A death can bring a family together, or it can tear a family apart. How does this affect the Hulk family as a unit? Are coming together as a unit, or have they lost the glue that keeps them together? Or is it something even more destructive, given their shared nature?
GP: Those are the key questions, aren't they? The Hulk family -- including Amadeus, Rick, Jen, Skaar, Betty, Ross, and the Warbound -- are the folks who knew Banner the best -- and each will respond to his death in his or her own way. And yes, they're a family, so we'll see them grapple with all of this together, for better or for worse.
What can you say about Bruce Banner's will and the mindset he was in when he created it? It's never been entirely clear if the Hulk is even mortal (and there are stories that suggest the opposite), so acknowledging his own mortality must have been an interesting experience.

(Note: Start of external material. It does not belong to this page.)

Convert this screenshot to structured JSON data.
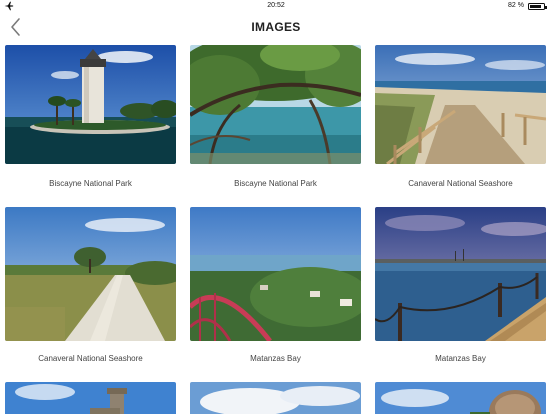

GP: Banner's spent much of his adult life desperately trying to account for every possibility in hopes of mitigating the danger that his anger creates. And he's deeply aware of and tormented by the effect the Hulk has had on the people he loves. So it made a huge amount of sense to me that he'd have put a lot of thought into preparing for the possibility of his death. And the more I've written Banner over the past ten years, the more I think of him as driven by love more than anything else. He's cursed with terrible anger. But he's driven by love for his family. You'll absolutely see that come out in the very specific details of his will.
And I'll just say it -- Banner's my favorite Marvel legacy character of all time. So this story means a lot to me. I'm hugely excited that Mark Bagley's drawing it -- he's bringing out all the subtle emotion these pages and panels. This is a huge, emotional book and these are all characters I've loved writing for over a decade now, so I hope it resonates with y'all.
Without giving away too much, what can you say about what Bruce is passing on to his friends, how he chose to divide what is in the will, and how the recipients react to it all?
GP: This is the heart of this story, and we'll explore how each member of the Hulk family reacts to Banner's death and the will. Banner's thought this through deeply and tried to use this moment as a way to reach out, comfort, help and guide in different ways for different members of his family. We'll see if that works.
How do Bruce’s death and Hawkeye’s trial affect the larger conflict between Captain Marvel and Iron Man?
GP: I can't say too much for fear of spoilers, and the Tony/Carol conflict will be explored most deeply in Brian Bendis's books. But Tony's always been one of the heroes closest to Banner and he's got some key moments in THE FALLEN. And Carol plays a huge role in Totally Awesome Hulk #9. So please do keep on reading!